= AKSHI public procurement scandal =

Public procurement scandal in Albania

AKSHI public procurement scandal refers to a major corruption investigation in Albania, made public in late 2025 and led by the Special Structure against Corruption and Organized Crime (SPAK), on the manipulation of public procurement procedures within the National Agency for Information Society (Agjencia Kombëtare e Shoqërisë së Informacionit, AKSHI). It has been described as one of the largest corruption investigations in Albania in the last decades.

The procurement offers under investigation are mainly related to maintenance of servers for key governmental institutons, and are of high value, with estimates around 750 million to 1.5 billion euros. SPAK alleges that the public procurement procedures were systematically manipulated to favor a network of companies under the ownership of Ergys Agasi and Ermal Beqiri, resulting in significant financial damage to the state budget.

AKSHI is a governmental agency that manages a large part of the digital governance system in Albania, including the e-Albania platform and hosts sensitive informations of Albanian citizens.

== The case ==
On December 16, 2025, after one year of background work, SPAK made public a high-profile investigation, announced charges and issued security measures against eight officials and businessmen involved in AKSHI public procurement manipulation scheme. Prosecutors allege that a sophisticated criminal network rigged at least twelve public procurement procedures. The investigators questioned around 25 AKSHI officials, including members of the public procurement complaints commission. A decisive testimony that helped SPAK build the case was that of Daniel Shima, a former AKSHI deputy director, who said that the corruptive actions were carried out under direct orders from Mirlinda Karçanaj.

AKSHI Director Mirlinda Karçanaj and her deputy Hava Delibashi were placed under house arrest, while the deputy director for Criminal Investigations in the Tirana Police, Erjon Ismaili, was suspended from duty. Several other officials were hit with travel bans or mandatory reporting requirements.

Central to the investigation are businessmen Ermal Beqiri and Ergys Agasi. SPAK issued arrest warrants for both Agasi and Beqiri, with charges including money laundering, illegal competition, unlawful deprivation of liberty (kidnapping of competitor Gerond Meçe), violation of procurement offer equality, and participation in a structured criminal group. Agasi and Beqiri were not found during the execution of the warrants and were declared wanted. Ergys Agasi's name was previously mentioned by fugitive former Deputy Prime Minister Arben Ahmetaj, during an interview for Italian investigative TV program Report, as “the coordinator between the prime minister and criminal groups”.

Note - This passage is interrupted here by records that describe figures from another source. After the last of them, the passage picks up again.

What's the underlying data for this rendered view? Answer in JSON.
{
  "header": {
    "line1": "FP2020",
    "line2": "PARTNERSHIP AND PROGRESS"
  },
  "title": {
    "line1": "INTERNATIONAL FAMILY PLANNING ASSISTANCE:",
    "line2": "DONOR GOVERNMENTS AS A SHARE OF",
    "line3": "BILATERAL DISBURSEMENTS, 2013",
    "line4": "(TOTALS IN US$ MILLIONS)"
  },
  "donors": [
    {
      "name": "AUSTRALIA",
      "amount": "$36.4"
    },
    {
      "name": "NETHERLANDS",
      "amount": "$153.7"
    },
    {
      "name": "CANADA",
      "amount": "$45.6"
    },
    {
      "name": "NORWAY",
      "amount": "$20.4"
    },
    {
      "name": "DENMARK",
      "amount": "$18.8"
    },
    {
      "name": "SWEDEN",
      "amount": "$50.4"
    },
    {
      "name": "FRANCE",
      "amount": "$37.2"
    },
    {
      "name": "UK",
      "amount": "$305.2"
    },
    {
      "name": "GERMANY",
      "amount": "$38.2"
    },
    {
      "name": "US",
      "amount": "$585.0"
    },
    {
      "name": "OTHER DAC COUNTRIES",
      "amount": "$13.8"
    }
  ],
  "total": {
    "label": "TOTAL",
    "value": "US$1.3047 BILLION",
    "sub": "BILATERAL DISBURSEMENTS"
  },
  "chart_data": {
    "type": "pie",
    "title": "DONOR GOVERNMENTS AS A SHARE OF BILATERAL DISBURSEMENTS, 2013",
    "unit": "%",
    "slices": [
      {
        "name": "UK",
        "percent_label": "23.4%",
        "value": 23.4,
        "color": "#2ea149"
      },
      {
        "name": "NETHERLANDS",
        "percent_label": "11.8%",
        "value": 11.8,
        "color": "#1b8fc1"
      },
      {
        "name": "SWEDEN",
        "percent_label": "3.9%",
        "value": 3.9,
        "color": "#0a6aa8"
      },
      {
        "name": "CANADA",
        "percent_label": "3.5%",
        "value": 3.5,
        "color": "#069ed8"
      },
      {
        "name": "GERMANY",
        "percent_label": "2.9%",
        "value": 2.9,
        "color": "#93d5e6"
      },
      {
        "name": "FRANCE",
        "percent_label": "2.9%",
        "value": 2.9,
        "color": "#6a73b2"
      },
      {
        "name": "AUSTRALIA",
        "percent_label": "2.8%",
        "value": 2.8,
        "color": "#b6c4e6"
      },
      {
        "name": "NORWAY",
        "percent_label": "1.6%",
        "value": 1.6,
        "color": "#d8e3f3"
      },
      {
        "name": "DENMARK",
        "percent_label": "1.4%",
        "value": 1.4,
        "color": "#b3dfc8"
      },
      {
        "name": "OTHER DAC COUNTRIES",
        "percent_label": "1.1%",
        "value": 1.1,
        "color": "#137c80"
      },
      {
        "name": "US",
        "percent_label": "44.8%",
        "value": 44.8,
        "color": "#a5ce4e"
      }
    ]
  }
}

Authorities also charged three other businessmen, Andis Papa, Gëzim Hoxha, and Rogers Rryta, who were banned from leaving Albania and suspended from duty. All three are accused of participating in the manipulation scheme in one way or another, by issuing fake invoices of conducting transactions with companies who were not genuine participants in the procurement competition.

Prosecutors state that intercepted communications, digital recordings, and financial trails provide compelling evidence that lucrative contracts were deliberately steered toward predetermined companies linked to Beqiri and his collaborators.

=== Kidnapping of Gerond Meçe ===
A key element of the investigation involved an episode in which Agasi and Beqiri, in collaboration with police officers, are suspected to have took their competitor Gerond Meçe hostage for several hours forcing him to withdraw, after he had filed complaints about the procurement procedures.

== Continued contract payments despite investigation ==
An investigative report on February 2026, found that even after the SPAK investigation was publicly announced on 16 December 2025, payments from the governmental budget to companies involved in the investigation still continued. Data from platforms on public spending transparency, show that companies connected to the suspects kept receiving payments. This has raised questions, about the persistence of networks, and why payments and contracts were not suspended or reviewed, given the corruption charges and the ongoing investigation.

== Asset seizures ==
In April 2026, SPAK seized around 52 properties and several bank accounts with a total value of around 40 million euros. The seized assets were in the names of 5 persons under investigation. The seized assets include apartments in Tirana and on the sea coast, bank accounts, agricultural land, automobiles, garages, and a luxury yacht named "Skyfall" registered under the name of Ermal Beqiri.

Despite Prime Minister Edi Rama's previous claim that she was living in a rented home, former AKSHI director Mirlinda Karçanaj had multiple assets seized by the prosecutors, including three apartments, 1500 m^{2} parcel of land in Sauk, bank accounts and a Volkswagen Tiguan.

=== Money laundering and asset concealment ===
SPAK indicated that proceeds from the scheme were laundered through complex financial and real estate transactions involving intermediaries and nominal owners. Some transactions involved employees of the involved IT companies acting as nominal buyers or sellers, in order to conceal the real ownership of the assets. In some cases, properties were reportedly transferred multiple times at below-market values, when the real value of these assets significantly exceeded the declared transaction prices, before being registered under the names of the relatives or associates of the suspects.